Mozilla has announced it is ending access to Mozilla Location Service (MLS), which provides accurate, privacy-respecting, and crowdsourced geolocation data.

Developers and 3rd-party projects that use MLS to detect a users’ location, such as the location framework GeoClue, which is used by apps like GNOME Maps and Weather, have only a few months left to continue using the service.

New API access keys will not be granted going forward (and pending requests deleted), Mozilla say. In late March, POST data submissions will return 403 responses. Finally, on June 12, all 3rd-party API keys will be removed and MLS data only accessible by Mozilla.

We knew cuts were coming from Mozilla’s new CEO the axe has fallen ruthlessly quick on this.

MLS provides developers with a free, open way to offer GPS-style location detection features in their apps/projects on devices that don’t have GPS hardware, instead using (amongst other signals) Wi-Fi access points/BSSIDs and Bluetooth beacons.

And it does so without any of the privacy implications most competing geolocation services have.

Alas, MLS’ accuracy has declined in recent years.

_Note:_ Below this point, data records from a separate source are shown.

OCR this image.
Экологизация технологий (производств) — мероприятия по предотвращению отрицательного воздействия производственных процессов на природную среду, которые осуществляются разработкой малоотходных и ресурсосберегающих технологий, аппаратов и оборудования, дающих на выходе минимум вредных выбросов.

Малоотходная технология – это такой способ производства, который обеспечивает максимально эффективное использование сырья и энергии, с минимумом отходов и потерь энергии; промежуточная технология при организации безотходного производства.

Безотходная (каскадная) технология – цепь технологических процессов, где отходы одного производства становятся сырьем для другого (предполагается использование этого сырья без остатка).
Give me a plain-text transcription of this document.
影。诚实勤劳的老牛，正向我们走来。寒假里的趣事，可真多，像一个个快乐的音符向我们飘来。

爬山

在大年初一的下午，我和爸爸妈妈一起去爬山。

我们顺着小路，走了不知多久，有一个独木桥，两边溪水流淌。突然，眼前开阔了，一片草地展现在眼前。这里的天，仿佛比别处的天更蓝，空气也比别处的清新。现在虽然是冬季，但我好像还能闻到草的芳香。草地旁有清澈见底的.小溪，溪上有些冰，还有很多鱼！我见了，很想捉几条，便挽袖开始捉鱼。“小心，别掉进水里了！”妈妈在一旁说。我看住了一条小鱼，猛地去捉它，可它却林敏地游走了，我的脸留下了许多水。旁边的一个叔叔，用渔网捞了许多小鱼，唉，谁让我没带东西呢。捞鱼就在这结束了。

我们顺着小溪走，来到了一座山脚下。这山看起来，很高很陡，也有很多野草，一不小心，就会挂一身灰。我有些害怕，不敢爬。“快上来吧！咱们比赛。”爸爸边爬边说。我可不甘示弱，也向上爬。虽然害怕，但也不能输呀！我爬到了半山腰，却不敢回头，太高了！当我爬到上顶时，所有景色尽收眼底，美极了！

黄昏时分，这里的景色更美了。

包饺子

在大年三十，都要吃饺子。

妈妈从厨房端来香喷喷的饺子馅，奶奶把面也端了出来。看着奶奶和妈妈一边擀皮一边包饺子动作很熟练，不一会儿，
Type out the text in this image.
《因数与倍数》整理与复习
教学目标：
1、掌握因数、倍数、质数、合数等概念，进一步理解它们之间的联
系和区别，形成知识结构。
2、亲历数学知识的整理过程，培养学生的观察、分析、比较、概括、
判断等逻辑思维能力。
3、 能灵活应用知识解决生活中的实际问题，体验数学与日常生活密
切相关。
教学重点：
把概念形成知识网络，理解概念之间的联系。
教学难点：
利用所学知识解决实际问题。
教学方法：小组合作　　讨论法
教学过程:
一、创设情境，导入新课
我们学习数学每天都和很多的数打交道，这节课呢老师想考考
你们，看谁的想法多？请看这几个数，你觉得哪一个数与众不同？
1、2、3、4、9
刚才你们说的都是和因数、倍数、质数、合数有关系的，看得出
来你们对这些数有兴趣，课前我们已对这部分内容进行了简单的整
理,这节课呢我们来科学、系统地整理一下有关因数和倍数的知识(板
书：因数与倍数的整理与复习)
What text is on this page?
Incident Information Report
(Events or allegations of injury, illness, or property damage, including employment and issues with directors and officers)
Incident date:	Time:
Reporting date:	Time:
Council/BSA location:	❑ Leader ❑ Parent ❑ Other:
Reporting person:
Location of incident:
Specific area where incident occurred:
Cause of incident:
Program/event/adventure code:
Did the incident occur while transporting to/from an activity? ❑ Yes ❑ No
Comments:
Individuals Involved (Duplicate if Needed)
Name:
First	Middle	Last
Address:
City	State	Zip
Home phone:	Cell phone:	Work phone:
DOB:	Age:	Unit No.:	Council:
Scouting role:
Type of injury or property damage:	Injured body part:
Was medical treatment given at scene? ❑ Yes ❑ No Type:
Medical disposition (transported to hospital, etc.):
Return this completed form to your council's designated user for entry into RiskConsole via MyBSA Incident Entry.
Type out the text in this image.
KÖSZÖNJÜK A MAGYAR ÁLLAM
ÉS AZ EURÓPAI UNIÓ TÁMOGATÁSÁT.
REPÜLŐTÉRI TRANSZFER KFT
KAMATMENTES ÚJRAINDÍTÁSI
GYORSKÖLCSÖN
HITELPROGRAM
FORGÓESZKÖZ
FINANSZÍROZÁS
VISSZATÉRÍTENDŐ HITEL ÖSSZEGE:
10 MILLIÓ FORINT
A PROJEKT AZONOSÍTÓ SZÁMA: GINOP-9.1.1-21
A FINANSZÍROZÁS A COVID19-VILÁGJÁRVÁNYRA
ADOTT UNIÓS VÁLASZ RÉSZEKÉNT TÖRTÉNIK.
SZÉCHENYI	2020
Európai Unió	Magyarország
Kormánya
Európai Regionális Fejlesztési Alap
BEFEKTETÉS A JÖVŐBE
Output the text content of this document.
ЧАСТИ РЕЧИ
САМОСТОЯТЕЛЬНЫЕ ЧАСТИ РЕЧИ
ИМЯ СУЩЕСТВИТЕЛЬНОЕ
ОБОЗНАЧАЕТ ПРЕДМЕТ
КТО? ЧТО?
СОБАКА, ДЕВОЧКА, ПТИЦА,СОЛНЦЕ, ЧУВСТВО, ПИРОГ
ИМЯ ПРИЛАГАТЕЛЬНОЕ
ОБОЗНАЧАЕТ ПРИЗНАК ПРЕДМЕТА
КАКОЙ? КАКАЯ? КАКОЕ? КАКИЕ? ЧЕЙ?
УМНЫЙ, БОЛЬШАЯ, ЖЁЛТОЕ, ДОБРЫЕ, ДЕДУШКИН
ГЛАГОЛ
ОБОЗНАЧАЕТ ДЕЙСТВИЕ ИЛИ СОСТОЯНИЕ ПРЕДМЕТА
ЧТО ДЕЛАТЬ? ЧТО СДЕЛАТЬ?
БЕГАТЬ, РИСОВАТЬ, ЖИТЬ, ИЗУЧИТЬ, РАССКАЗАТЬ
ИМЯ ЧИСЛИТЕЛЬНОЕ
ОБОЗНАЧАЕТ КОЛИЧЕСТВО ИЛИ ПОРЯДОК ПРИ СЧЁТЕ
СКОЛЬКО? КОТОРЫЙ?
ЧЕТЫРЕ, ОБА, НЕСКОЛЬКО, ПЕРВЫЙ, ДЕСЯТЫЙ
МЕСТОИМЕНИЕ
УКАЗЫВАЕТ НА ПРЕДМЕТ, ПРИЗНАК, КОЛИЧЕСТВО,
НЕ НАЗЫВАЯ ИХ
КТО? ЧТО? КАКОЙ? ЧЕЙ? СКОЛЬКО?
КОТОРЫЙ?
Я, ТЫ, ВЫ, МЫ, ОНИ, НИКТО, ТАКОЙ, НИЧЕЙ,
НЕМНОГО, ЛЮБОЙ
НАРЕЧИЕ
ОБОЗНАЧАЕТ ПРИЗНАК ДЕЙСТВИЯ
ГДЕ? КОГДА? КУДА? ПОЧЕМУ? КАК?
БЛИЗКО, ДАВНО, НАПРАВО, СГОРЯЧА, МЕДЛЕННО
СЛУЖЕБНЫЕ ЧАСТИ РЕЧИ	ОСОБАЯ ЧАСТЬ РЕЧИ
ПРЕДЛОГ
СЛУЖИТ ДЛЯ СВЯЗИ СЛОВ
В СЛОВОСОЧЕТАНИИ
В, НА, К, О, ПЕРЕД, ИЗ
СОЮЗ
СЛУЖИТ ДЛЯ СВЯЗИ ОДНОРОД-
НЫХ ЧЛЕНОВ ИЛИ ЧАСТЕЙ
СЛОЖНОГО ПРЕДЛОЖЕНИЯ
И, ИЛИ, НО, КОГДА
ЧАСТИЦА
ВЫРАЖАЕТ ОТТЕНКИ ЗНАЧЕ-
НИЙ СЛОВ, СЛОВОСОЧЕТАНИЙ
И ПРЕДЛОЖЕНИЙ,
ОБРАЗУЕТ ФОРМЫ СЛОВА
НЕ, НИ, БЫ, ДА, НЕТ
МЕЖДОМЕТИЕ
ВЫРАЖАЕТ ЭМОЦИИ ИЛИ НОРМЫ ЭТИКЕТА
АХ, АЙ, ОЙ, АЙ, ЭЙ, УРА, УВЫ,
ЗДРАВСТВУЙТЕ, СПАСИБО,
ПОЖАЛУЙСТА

Patent infringement claims in 2019 saw Mozilla reach a settlement to avoid litigation. As part of that settlement it was forced to make changes to MLS that impacted its ability to invest in (commercially exploit?) and improve the service.

Finding a new direction

With Mozilla putting a pin (sorry) in MLS, where to now for GeoClue, which acts as the location glue in many of the most popular open-source apps and Linux desktop environments?

Well, one upside is that GeoClue is a versatile framework. It already supports multiple location detection methods, including IP-based ones. So come June it (and your favourite apps) won’t suddenly stop being able to function — which is good news.

That said, I do imagine GeoClue maintainers will seek a replacement to MLS. Google’s location services are a possibility. A contentious addition for many in the open-source community? Sure, and (as a non-developer) I’m not sure its API is 100% free to use.

But the sad reality is that there just aren’t a lot of free, open, privacy-friendly, accurate, and (rather importantly for a framework built in to Linux desktops) reliable alternatives to Mozilla Location Services, which has built up a colossal “signal map” from which to pinpoint locations.

Which makes its demise all the more frustrating for free, open-source software.